Since there are only a finite number of similarity classes, it suffices to find a class of maximum dimension.
A class is in the form $\{P^{-1}diag(I_p,0_{n-p})P;P\in GL_n\}$. Its stabilizer (for the conjugation action) is the commutant of $diag(I_p,0_{n-p})$, that is, a vector space of dimension $p^2+(n-p)^2$.
The minimum for $p$ is obtained when $p\approx n/2$ and is $\approx n^2/2$. Then the required maximum dimension is $\approx dim(GL_n)-n^2/2=n^2/2$. More generally, one has
$\textbf{Proposition.}$ Let $Y=\{A\in M_n(\mathbb{C});p(A)=0\}$, where $p$ is a polynomial of degree $2$ with simple complex roots.

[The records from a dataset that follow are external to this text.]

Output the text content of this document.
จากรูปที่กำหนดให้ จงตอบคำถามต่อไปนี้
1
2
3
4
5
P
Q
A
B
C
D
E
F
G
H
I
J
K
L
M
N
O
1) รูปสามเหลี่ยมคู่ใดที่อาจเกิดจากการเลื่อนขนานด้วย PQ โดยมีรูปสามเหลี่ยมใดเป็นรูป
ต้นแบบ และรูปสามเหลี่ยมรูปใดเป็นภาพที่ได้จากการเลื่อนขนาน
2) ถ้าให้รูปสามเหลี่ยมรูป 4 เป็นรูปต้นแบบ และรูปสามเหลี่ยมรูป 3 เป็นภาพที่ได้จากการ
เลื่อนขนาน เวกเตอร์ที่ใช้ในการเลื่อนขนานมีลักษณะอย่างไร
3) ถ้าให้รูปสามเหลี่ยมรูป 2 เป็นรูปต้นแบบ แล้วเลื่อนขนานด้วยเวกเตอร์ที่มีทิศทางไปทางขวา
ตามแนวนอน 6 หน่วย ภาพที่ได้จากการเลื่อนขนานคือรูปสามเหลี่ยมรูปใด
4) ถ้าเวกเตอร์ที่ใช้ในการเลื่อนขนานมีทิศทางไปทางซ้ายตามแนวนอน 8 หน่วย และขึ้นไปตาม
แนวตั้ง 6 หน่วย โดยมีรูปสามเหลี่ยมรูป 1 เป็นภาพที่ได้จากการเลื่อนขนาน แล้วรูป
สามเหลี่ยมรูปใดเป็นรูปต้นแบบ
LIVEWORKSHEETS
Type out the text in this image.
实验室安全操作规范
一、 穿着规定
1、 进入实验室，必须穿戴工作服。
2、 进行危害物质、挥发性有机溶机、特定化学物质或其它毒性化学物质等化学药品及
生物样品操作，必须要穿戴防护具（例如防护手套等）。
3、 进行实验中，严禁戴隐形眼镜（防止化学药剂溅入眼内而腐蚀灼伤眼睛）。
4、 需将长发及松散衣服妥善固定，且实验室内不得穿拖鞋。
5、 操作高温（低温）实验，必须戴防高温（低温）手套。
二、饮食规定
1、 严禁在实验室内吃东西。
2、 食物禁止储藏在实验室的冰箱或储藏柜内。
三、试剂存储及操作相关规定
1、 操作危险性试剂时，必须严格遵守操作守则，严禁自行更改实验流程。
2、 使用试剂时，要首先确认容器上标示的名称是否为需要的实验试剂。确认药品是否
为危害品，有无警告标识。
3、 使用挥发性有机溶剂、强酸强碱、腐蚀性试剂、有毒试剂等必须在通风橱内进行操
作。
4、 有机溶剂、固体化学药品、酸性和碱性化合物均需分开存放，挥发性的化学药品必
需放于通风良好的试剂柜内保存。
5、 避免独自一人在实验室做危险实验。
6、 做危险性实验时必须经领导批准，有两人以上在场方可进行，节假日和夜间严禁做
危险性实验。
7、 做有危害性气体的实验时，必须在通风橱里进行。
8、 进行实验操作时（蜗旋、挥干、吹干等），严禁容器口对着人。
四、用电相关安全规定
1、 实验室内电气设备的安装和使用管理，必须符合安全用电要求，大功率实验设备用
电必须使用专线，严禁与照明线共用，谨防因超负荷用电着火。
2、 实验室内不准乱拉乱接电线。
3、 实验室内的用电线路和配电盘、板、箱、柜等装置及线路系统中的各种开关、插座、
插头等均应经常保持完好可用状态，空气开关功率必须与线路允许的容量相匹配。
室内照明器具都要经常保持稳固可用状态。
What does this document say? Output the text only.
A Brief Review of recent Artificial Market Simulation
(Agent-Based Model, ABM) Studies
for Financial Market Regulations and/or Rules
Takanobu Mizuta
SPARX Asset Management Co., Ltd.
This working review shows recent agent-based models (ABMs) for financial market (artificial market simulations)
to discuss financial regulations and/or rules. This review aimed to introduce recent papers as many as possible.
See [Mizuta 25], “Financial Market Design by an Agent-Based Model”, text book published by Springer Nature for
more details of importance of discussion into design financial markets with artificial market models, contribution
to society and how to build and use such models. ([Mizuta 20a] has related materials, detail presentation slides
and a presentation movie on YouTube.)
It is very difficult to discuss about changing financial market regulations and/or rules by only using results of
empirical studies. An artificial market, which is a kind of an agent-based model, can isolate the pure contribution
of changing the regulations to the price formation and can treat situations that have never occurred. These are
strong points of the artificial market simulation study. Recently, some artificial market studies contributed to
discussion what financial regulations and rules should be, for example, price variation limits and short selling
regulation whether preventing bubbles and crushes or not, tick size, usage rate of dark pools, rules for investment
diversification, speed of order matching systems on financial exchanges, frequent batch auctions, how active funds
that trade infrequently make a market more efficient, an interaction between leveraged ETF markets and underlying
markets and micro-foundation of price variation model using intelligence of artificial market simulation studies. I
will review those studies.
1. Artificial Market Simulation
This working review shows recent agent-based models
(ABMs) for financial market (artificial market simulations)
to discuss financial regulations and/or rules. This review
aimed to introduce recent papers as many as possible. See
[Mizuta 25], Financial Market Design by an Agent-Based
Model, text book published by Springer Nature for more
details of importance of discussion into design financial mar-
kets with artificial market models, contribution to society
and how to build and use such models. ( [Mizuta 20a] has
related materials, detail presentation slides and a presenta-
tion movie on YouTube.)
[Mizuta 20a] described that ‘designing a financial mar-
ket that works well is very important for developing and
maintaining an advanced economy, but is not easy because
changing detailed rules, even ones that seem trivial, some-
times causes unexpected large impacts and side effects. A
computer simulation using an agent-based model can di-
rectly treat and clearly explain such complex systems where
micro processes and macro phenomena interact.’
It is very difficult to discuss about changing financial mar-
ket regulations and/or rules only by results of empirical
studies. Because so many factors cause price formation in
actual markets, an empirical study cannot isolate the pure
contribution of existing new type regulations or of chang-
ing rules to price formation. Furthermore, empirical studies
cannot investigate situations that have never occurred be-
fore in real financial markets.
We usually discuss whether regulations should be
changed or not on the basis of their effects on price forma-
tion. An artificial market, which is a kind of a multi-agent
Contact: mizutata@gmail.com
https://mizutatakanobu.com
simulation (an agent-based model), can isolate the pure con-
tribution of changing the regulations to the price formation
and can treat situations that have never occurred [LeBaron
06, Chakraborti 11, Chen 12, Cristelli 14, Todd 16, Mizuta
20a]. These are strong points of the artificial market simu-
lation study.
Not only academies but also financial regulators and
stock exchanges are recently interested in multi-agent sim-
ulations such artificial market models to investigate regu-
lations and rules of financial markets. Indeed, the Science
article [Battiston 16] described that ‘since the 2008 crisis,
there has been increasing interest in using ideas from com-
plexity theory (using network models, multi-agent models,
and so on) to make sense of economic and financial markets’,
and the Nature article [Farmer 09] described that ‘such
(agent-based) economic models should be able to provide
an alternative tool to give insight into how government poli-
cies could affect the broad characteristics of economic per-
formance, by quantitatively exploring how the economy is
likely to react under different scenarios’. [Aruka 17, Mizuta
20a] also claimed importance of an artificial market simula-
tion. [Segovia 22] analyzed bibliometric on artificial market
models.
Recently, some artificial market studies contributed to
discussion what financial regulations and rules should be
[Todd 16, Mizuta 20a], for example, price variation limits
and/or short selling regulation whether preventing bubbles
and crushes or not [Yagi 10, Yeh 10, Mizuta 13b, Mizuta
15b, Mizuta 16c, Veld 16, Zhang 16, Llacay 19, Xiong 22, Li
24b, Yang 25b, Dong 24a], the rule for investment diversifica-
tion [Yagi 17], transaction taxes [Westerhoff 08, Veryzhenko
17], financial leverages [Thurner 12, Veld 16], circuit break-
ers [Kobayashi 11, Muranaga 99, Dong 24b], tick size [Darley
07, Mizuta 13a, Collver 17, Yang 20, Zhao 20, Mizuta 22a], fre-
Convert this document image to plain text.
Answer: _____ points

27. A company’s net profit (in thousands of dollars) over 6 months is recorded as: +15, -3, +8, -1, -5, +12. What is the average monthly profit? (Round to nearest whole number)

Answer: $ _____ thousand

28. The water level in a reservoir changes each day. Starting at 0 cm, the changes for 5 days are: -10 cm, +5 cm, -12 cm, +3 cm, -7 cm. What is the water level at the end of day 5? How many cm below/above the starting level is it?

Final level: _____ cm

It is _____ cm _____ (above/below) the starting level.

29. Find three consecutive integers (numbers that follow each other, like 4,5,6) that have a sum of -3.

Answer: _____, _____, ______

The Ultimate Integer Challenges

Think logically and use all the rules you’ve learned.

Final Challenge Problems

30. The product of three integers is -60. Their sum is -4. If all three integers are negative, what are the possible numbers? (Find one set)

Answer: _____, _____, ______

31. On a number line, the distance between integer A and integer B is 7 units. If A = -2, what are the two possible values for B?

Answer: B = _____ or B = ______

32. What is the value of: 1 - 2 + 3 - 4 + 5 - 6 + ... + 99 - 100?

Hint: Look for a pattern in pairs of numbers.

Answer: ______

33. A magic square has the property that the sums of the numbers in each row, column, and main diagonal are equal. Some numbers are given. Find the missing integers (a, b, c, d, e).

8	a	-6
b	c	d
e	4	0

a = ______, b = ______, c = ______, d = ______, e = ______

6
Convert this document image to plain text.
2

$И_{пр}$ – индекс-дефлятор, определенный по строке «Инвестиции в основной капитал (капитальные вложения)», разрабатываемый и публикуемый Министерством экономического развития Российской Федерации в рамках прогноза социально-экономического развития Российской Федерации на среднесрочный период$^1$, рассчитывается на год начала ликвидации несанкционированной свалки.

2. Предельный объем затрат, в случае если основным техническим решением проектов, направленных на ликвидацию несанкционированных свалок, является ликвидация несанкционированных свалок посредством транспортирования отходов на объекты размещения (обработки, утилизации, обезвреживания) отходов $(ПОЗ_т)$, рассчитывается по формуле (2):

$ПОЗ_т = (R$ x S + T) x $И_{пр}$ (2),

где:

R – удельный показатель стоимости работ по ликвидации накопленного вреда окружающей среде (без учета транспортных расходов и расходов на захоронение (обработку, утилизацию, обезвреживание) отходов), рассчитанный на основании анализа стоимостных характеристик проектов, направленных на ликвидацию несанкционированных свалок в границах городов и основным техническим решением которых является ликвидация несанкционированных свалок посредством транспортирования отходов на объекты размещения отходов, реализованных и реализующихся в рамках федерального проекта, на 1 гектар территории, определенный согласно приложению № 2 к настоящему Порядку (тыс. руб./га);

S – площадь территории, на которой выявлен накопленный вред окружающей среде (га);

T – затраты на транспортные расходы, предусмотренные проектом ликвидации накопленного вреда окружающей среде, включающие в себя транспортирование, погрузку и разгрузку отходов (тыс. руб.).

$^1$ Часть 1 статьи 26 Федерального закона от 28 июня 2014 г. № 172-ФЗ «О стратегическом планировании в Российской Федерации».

Then $Y$ is an algebraic set of dimension $\approx n^2/2$.
$\textbf{Remark.}$ i) The previous proposition applies to symmetries $S^2=I_n$.
ii) For comparison, a nilpotent matrix depends on many more parameters because the dimension of their set is $n^2-n$.
An idempotent matrix represent a projection onto a certain subspace, hence the only eigenvalues that can appear are 0 and 1. A diagonal matrix that represent a projection can have only ones as nonzero elements.